Cockatoos Hold Classes In Stealing From Trash Cans

Researchers in Australia observed birds giving lessons in dumpster diving
By Newser Editors and Wire Services
Posted Jul 24, 2021 11:45 AM CDT
Clever Cockatoos Figure Out Trash Cans, Teach Each Other
In this 2019 photo provided by researcher Barbara Klump, a sulphur-crested cockatoo opens the lid of a trash can in Sydney, Australia.   (Barbara Klump/Max Planck Institute of Animal Behavior)

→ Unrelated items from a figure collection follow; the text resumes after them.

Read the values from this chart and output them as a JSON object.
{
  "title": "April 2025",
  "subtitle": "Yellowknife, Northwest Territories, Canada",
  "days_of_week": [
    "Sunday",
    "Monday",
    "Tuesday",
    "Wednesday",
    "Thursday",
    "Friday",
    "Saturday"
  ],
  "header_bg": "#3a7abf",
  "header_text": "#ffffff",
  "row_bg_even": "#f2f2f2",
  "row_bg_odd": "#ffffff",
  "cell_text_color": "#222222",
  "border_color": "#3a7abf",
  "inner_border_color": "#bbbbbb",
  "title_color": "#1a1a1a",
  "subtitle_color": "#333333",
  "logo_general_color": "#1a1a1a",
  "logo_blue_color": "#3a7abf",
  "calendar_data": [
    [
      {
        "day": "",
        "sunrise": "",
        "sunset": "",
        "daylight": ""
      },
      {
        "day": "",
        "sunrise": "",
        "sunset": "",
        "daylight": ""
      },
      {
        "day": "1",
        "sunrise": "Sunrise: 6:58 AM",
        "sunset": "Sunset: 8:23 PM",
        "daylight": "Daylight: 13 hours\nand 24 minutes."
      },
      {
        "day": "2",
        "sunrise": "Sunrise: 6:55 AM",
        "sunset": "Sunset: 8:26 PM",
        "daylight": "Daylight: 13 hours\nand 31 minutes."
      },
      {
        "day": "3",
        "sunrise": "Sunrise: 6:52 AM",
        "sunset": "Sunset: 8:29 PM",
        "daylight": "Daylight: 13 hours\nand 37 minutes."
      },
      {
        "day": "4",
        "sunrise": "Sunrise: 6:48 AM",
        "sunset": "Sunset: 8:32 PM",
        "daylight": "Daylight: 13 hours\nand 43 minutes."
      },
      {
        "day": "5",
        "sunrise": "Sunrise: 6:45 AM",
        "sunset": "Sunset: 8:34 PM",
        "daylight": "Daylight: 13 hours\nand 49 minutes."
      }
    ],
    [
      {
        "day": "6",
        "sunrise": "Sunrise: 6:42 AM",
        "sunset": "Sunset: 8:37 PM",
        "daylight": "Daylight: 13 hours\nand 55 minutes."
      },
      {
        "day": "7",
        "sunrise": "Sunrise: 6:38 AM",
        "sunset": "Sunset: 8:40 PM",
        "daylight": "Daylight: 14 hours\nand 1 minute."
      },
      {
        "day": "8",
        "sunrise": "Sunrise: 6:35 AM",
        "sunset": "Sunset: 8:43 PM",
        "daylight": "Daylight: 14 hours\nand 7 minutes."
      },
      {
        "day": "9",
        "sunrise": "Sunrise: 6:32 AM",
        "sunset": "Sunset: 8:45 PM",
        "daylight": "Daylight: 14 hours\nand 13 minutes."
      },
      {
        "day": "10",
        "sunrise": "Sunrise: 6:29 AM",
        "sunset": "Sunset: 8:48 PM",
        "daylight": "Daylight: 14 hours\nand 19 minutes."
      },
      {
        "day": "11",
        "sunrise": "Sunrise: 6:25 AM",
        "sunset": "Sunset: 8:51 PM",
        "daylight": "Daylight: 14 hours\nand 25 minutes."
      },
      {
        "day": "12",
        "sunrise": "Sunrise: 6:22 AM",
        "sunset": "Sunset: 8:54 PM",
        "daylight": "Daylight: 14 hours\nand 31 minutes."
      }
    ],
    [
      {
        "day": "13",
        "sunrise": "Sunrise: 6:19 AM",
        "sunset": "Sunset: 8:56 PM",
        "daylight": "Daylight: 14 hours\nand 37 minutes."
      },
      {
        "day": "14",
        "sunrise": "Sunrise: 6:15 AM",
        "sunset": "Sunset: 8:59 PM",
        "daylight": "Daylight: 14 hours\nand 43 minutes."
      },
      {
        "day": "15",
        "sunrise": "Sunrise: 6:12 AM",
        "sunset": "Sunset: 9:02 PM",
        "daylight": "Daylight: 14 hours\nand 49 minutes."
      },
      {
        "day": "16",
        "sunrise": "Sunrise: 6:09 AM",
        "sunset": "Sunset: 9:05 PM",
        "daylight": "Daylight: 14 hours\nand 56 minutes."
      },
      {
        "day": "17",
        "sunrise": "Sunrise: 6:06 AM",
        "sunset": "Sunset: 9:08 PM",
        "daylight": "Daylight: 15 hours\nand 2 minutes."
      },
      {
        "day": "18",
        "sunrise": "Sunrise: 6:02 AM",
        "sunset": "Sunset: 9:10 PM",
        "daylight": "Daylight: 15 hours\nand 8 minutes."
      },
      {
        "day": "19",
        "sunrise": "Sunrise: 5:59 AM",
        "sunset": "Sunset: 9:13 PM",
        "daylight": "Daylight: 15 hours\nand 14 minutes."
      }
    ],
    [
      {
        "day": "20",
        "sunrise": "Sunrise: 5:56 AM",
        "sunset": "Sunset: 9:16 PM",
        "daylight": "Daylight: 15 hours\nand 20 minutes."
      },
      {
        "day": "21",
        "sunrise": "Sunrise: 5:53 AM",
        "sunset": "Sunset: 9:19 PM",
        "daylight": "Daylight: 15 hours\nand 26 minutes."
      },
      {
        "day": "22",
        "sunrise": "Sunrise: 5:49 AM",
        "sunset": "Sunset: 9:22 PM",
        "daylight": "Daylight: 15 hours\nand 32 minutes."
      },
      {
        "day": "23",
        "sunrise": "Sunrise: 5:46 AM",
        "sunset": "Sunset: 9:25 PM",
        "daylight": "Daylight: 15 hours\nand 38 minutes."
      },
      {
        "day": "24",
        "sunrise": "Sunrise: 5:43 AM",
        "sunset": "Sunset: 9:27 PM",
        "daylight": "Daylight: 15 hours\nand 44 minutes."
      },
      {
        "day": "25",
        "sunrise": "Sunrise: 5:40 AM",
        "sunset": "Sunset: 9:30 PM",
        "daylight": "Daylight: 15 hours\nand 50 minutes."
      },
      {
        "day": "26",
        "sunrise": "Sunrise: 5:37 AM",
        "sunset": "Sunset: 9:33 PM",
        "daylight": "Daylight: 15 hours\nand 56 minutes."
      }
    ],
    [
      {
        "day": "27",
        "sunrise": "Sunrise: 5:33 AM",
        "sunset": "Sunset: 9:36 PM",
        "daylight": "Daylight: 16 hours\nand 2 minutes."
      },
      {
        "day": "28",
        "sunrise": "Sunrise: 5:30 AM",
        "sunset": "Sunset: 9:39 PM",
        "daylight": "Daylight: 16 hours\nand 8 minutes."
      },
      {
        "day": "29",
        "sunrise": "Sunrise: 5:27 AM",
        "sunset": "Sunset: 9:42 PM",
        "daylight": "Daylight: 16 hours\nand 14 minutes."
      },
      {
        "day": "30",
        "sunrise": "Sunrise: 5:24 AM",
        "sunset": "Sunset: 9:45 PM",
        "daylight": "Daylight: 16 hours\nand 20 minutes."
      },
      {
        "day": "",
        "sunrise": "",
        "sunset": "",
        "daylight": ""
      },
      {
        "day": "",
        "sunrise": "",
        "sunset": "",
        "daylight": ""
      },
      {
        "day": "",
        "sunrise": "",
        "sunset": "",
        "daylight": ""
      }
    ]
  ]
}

A few years ago, a Sydney scientist noticed a sulfur-crested cockatoo opening his trash bin. Not every resident would be thrilled, but ornithologist Richard Major was impressed by the ingenuity. It’s quite a feat for a bird to grasp a bin lid with its beak, pry it open, then shuffle far enough along the bin's edge that the lid falls backward—revealing edible trash treasures inside. Intrigued, Major teamed up with researchers in Germany to study how many cockatoos learned this trick, per the AP. In early 2018, they found from a survey of residents that birds in three Sydney suburbs had mastered the technique. By the end of 2019, birds were lifting bins in 44 suburbs. “From three suburbs to 44 in two years is a pretty rapid spread,” said Major, who is based at the Australian Museum. The researchers’ next question was whether the cockatoos had each figured out how to do this or learned from experienced birds.

And their research published Thursday in the journal Science concluded the birds mostly learned by watching their peers. “That spread wasn’t just popping up randomly. It started in southern suburbs and radiated outwards,” said Major. Basically, it caught on like a hot dance move. Scientists have documented other examples of social learning in birds. One classic case involves small birds called blue tits that learned to puncture foil lids of milk bottles in the United Kingdom starting in the 1920s—a crafty move, though less complex and physically demanding than opening trash bins. But observing a new “cultural trend” spreading in the wild—or suburbs—in real time afforded the cockatoo researchers a special opportunity, said Lucy Aplin, a cognitive ecologist at Max Planck Institute of Animal Behavioral in Germany and co-author of the study. “This is a scientist’s dream,” she said.